A TWO-year-old girl born with four arms and four legs was undergoing high risk surgery in Bangalore, India, to remove the extra limbs.
The girl, who has been called Lakshmi aftet a four-armed Hindu goddess of wealth, has been living with her parents in a remote village in the northern state of Bihar where she has been both venerated and hounded, newswire AP reports.
Lakshmi suffers from a rare condition called isciopagus, which means that she is joined to a twin who stopped developing in the womb.
The twin’s limbs, kidneys and other body parts have been absorbed in Lakshmi’s body.
Lakshmi cannot stand or walk and she has merged spines, four kidneys, entangled nerves, two stomach cavities and two chest cavities.
She has been given an 75-80 percent chance of surviving the surgery, which began this morning at Sparsh Hospital in Bangalore when a team of 30 doctors began removing the extra limbs and organs.
"It’s a big team effort of a lot of skilled surgeons who will be putting their heart and soul into solving the problem of Laxmi," said Dr Sharan Patil, the lead surgeon in the operation said to AP.
"It’s going to take many, many hours on a continuous basis to operate on the baby.

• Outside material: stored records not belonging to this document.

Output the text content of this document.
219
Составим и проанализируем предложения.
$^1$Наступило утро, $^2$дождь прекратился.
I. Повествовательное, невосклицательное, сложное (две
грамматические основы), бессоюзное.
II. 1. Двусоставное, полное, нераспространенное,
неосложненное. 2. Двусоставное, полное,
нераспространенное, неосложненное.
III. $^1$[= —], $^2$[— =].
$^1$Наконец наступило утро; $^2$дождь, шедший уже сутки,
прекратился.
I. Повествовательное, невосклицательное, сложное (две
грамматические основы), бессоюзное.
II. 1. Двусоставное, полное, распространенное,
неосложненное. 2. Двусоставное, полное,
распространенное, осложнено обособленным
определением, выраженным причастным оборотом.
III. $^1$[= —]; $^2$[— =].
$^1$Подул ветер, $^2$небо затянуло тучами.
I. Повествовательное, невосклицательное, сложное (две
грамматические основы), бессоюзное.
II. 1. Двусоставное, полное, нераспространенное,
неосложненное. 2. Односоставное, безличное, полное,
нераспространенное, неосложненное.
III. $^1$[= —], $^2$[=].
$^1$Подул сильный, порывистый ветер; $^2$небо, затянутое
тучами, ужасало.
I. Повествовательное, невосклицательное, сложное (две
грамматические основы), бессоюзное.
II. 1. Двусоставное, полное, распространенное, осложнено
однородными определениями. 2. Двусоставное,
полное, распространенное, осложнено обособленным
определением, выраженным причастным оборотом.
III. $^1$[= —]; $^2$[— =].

So, these issues definitely make it complex."
Lakshmi has been described as a cute and playful girl who gets on well with others.
"Everybody considers her a goddess at our village," said her father, Shambhu, told AP.
"All this expenditure has happened to make her normal. So far, everything is fine."
However Lakshmi’s condition has drawn unwanted attention.
Her parents hid her after a circus apparently tried to buy the girl, they told AP.
The hospital’s foundation is paying for the operation.